The second problem relates to using the normal curve for the simulation of risk, and I think that this is due to incorrect interpretation of the central limit theorem. Using the bell curve implies that each one of the sequential random events has a finite variation. But this assumption is characteristic only for the simple human actions (see my paper “Human Effort Dynamics and Schedule Risk Analysis” here: http://www.pmforum.org/library/papers/2009/PDFs/mar/Human-Effort-Dynamics-and-Schedule-Risk-Analysis.pdf).
In this case of simple human actions we deal with the central limit theorem for finite variations and correspondingly with the bell curve as a risk function.

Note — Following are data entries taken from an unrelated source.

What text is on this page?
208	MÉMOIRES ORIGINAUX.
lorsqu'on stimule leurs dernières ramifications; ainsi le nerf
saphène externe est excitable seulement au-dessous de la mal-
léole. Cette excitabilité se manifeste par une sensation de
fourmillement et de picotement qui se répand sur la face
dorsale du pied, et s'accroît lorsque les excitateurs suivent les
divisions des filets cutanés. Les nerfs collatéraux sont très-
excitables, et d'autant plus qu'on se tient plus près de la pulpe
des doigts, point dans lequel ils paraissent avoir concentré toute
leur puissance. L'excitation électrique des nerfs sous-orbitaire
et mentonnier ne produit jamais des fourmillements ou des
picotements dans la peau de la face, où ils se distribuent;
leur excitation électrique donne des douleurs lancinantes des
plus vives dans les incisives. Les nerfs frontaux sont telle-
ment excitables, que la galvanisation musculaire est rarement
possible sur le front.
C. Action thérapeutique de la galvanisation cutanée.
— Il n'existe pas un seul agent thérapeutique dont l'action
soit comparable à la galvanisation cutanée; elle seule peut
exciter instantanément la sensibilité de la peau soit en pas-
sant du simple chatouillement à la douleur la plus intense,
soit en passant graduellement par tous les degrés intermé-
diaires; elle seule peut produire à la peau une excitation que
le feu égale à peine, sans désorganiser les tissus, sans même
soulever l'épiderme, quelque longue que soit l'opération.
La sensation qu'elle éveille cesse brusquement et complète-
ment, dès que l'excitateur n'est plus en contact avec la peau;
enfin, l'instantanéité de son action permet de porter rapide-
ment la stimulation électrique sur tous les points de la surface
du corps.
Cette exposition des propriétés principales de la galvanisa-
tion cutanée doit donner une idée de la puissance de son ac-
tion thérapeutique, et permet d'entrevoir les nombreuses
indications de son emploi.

For difficult human actions we deal with another version of the central limit theorem for the sequential events with infinite variations. In this case the risk function is a fat tail distribution. But there are many such distributions, characteristics and behaviors are radically different from each other. This means that each specific problem must have its adequate function of risk in the form of the specific fat tail distribution. For instance, for the schedule risk analysis this fat tail distribution is the Cauchy distribution, which can be derived in an analytical way (see the same paper). This means that the problem reduces to the derivation or finding in some other way the analytical form of an adequate fat tail distribution for the specific task.
Pavel Barseghyan
There is no reason for all the fancy math. All Monte Carlo simulators come with built in PDFs. Triangle, Beta, or arbitrary “shapes” can be used for each event or activity if you are modeling a scheduling.
Simply adjust the right side of the PDF to represent. The Cauchy distribution would not be a good choice, because it too us symmetric.
One failure in the financial domain was (and possibly still is) the “return to the mean of a symmetric distribution. Changing from Gaussian to Cauchy does not solve this problem.
Please read the Big Short and All The Devils in One Place and the source papers from the University of Chicago to the proper background on this complex issue.
There is no reason to “derive” all this analytical models. These are non stationary stochastic process with no closed form solution. There is no assurance that the general problem of models even has an analytical form – this is the fundamental motivation for MCS since these class of problems were initiated in the late 40′s.
The “some other way” is a MCS model using several types of activity networks – Markov transition, PETRI nets or combination. The Crystal Ball tool is a common modeling tool for this area.